New Works at Arum, Boschendal
I recently had the honour of having a number of textile works selected for Arum, the new restaurant by the FYN group, situated within the historic werf garden at Boschendal.
Rooted in the rhythms of the Franschhoek Valley, Arum draws deeply from its surroundings. The kitchen works in close relationship with the land - its soil, animals, produce and seasons - with fire as a central medium of transformation. It is a space shaped by care, attention, and an ongoing dialogue between past and present. To place work within this context felt both grounding and expansive, and a true privilege.
Working in response to the interior concept developed by MR Design Studio, two of my recent works were selected, and a third commissioned for the space.
For the ‘animal’- themed bar area, Totem in Cradock Brown, a tapesty handwoven from wool sourced from a rare flock of naturally chocolate-coloured sheep in the Eastern Cape, was selected. This material was a gift from my aunt, via her friend who tends the flock, and carries with it a sense of locality, lineage, and quiet specificity. The wool holds the trace of the animal, the land, and the care embedded in its keeping. Woven into form, it becomes both material and memory, grounding the space in something deeply tactile and alive.
For the ‘heritage’ themed dining room, I worked with vintage corduroy - a material that speaks to endurance, a luxurious tactility, and a resonant relationship with light and history. Its worn surface carries the imprint of use, of bodies, of time. Through cutting and reassembling, these fragments are held in new configurations, allowing past and present to coexist within a single field.
In the richly textured interiors, the works offer a quieter counterpoint an invitation to slow down, to notice, and to feel. Though abstract in form, they evoke aerial views of cultivated land.
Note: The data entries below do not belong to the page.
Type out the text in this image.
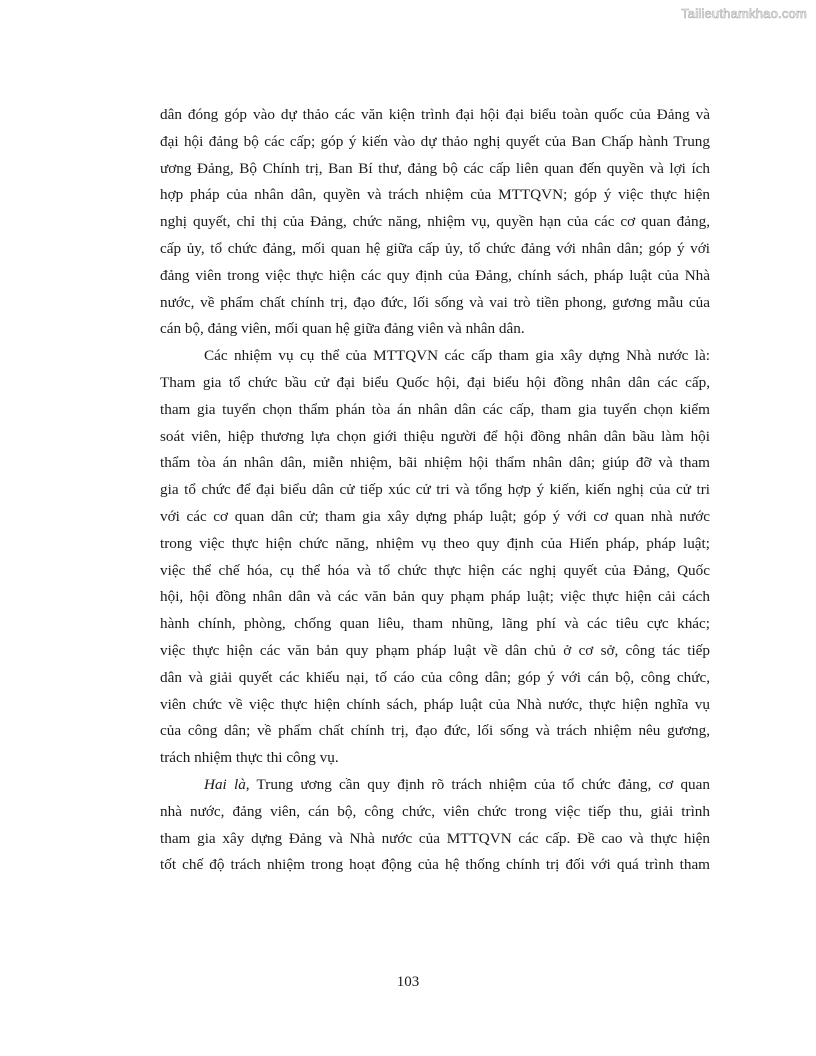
Tailieuthamkhao.com
dân đóng góp vào dự thảo các văn kiện trình đại hội đại biểu toàn quốc của Đảng và
đại hội đảng bộ các cấp; góp ý kiến vào dự thảo nghị quyết của Ban Chấp hành Trung
ương Đảng, Bộ Chính trị, Ban Bí thư, đảng bộ các cấp liên quan đến quyền và lợi ích
hợp pháp của nhân dân, quyền và trách nhiệm của MTTQVN; góp ý việc thực hiện
nghị quyết, chỉ thị của Đảng, chức năng, nhiệm vụ, quyền hạn của các cơ quan đảng,
cấp ủy, tổ chức đảng, mối quan hệ giữa cấp ủy, tổ chức đảng với nhân dân; góp ý với
đảng viên trong việc thực hiện các quy định của Đảng, chính sách, pháp luật của Nhà
nước, về phẩm chất chính trị, đạo đức, lối sống và vai trò tiền phong, gương mẫu của
cán bộ, đảng viên, mối quan hệ giữa đảng viên và nhân dân.
Các nhiệm vụ cụ thể của MTTQVN các cấp tham gia xây dựng Nhà nước là:
Tham gia tổ chức bầu cử đại biểu Quốc hội, đại biểu hội đồng nhân dân các cấp,
tham gia tuyển chọn thẩm phán tòa án nhân dân các cấp, tham gia tuyển chọn kiểm
soát viên, hiệp thương lựa chọn giới thiệu người để hội đồng nhân dân bầu làm hội
thẩm tòa án nhân dân, miễn nhiệm, bãi nhiệm hội thẩm nhân dân; giúp đỡ và tham
gia tổ chức để đại biểu dân cử tiếp xúc cử tri và tổng hợp ý kiến, kiến nghị của cử tri
với các cơ quan dân cử; tham gia xây dựng pháp luật; góp ý với cơ quan nhà nước
trong việc thực hiện chức năng, nhiệm vụ theo quy định của Hiến pháp, pháp luật;
việc thể chế hóa, cụ thể hóa và tổ chức thực hiện các nghị quyết của Đảng, Quốc
hội, hội đồng nhân dân và các văn bản quy phạm pháp luật; việc thực hiện cải cách
hành chính, phòng, chống quan liêu, tham nhũng, lãng phí và các tiêu cực khác;
việc thực hiện các văn bản quy phạm pháp luật về dân chủ ở cơ sở, công tác tiếp
dân và giải quyết các khiếu nại, tố cáo của công dân; góp ý với cán bộ, công chức,
viên chức về việc thực hiện chính sách, pháp luật của Nhà nước, thực hiện nghĩa vụ
của công dân; về phẩm chất chính trị, đạo đức, lối sống và trách nhiệm nêu gương,
trách nhiệm thực thi công vụ.
Hai là, Trung ương cần quy định rõ trách nhiệm của tổ chức đảng, cơ quan
nhà nước, đảng viên, cán bộ, công chức, viên chức trong việc tiếp thu, giải trình
tham gia xây dựng Đảng và Nhà nước của MTTQVN các cấp. Đề cao và thực hiện
tốt chế độ trách nhiệm trong hoạt động của hệ thống chính trị đối với quá trình tham
103
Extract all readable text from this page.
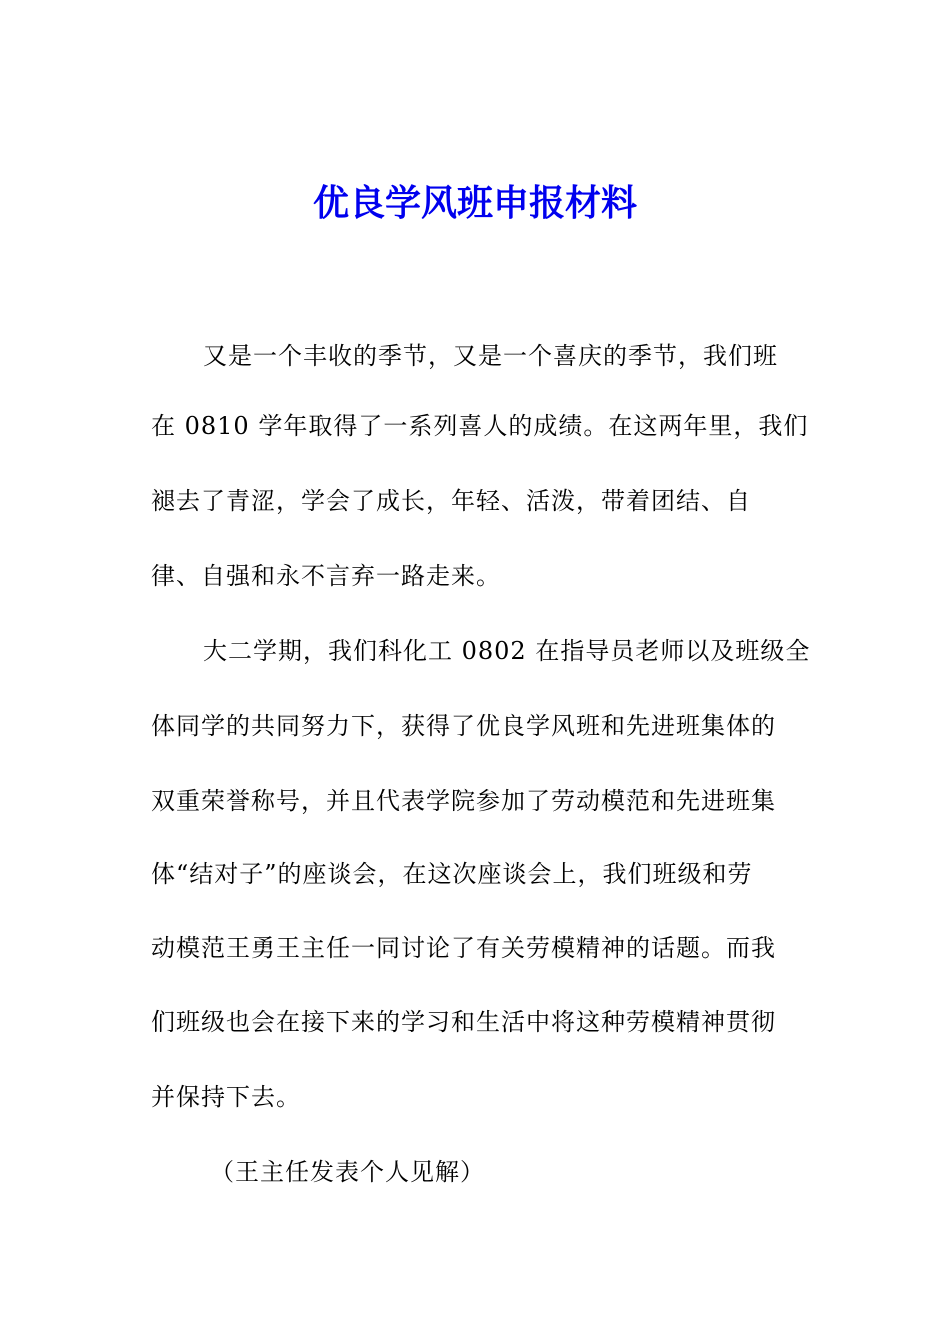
优良学风班申报材料

又是一个丰收的季节，又是一个喜庆的季节，我们班

在 0810 学年取得了一系列喜人的成绩。在这两年里，我们

褪去了青涩，学会了成长，年轻、活泼，带着团结、自

律、自强和永不言弃一路走来。

大二学期，我们科化工 0802 在指导员老师以及班级全

体同学的共同努力下，获得了优良学风班和先进班集体的

双重荣誉称号，并且代表学院参加了劳动模范和先进班集

体“结对子”的座谈会，在这次座谈会上，我们班级和劳

动模范王勇王主任一同讨论了有关劳模精神的话题。而我

们班级也会在接下来的学习和生活中将这种劳模精神贯彻

并保持下去。

（王主任发表个人见解）
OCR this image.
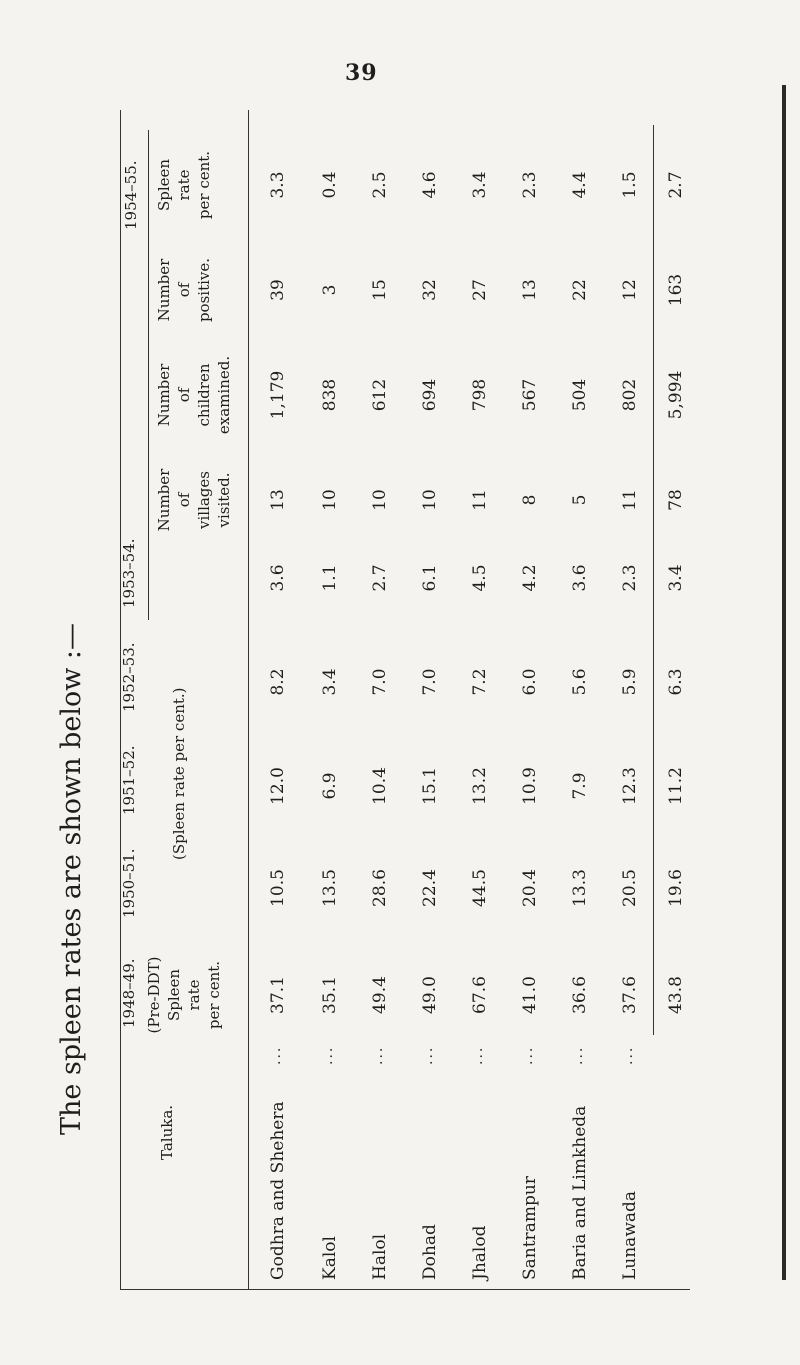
39
The spleen rates are shown below :—	Taluka.
1948–49. (Pre-DDT) Spleen rate per cent.
1950–51.
1951–52.
1952–53.
1953–54.
(Spleen rate per cent.)
1954–55.
Number of villages visited.
Number of children examined.
Number of positive.
Spleen rate per cent.
Godhra and Shehera
...
37.1
10.5
12.0
8.2
3.6
13
1,179
39
3.3
Kalol
...
35.1
13.5
6.9
3.4
1.1
10
838
3
0.4
Halol
...
49.4
28.6
10.4
7.0
2.7
10
612
15
2.5
Dohad
...
49.0
22.4
15.1
7.0
6.1
10
694
32
4.6
Jhalod
...
67.6
44.5
13.2
7.2
4.5
11
798
27
3.4
Santrampur
...
41.0
20.4
10.9
6.0
4.2
8
567
13
2.3
Baria and Limkheda
...
36.6
13.3
7.9
5.6
3.6
5
504
22
4.4
Lunawada
...
37.6
20.5
12.3
5.9
2.3
11
802
12
1.5
43.8
19.6
11.2
6.3
3.4
78
5,994
163
2.7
The commissioned piece, in particular, holds an abstract yet place-rooted relationship to the layout of the werf garden, from which the restaurant sources much of its produce, and which the works now overlook.
Across both spaces, the works engage with themes that continue through my practice: material memory, transformation, and care. Cloth becomes a vessel, holding traces of use, cycles of desire and disposal, and the possibility of revaluation through attention and making.
To contribute to a space so deeply committed to integrity and sustainability, in its sourcing, its process, and its philosophy, feels like a meaningful alignment. My sincere thanks to Chef Travis Finch, Peter Tempelhoff, the FYN team, and MR Design Studio for the trust and collaboration.
And trust me, the menu is DELICIOUS. I cannot recommend a visit highly enough.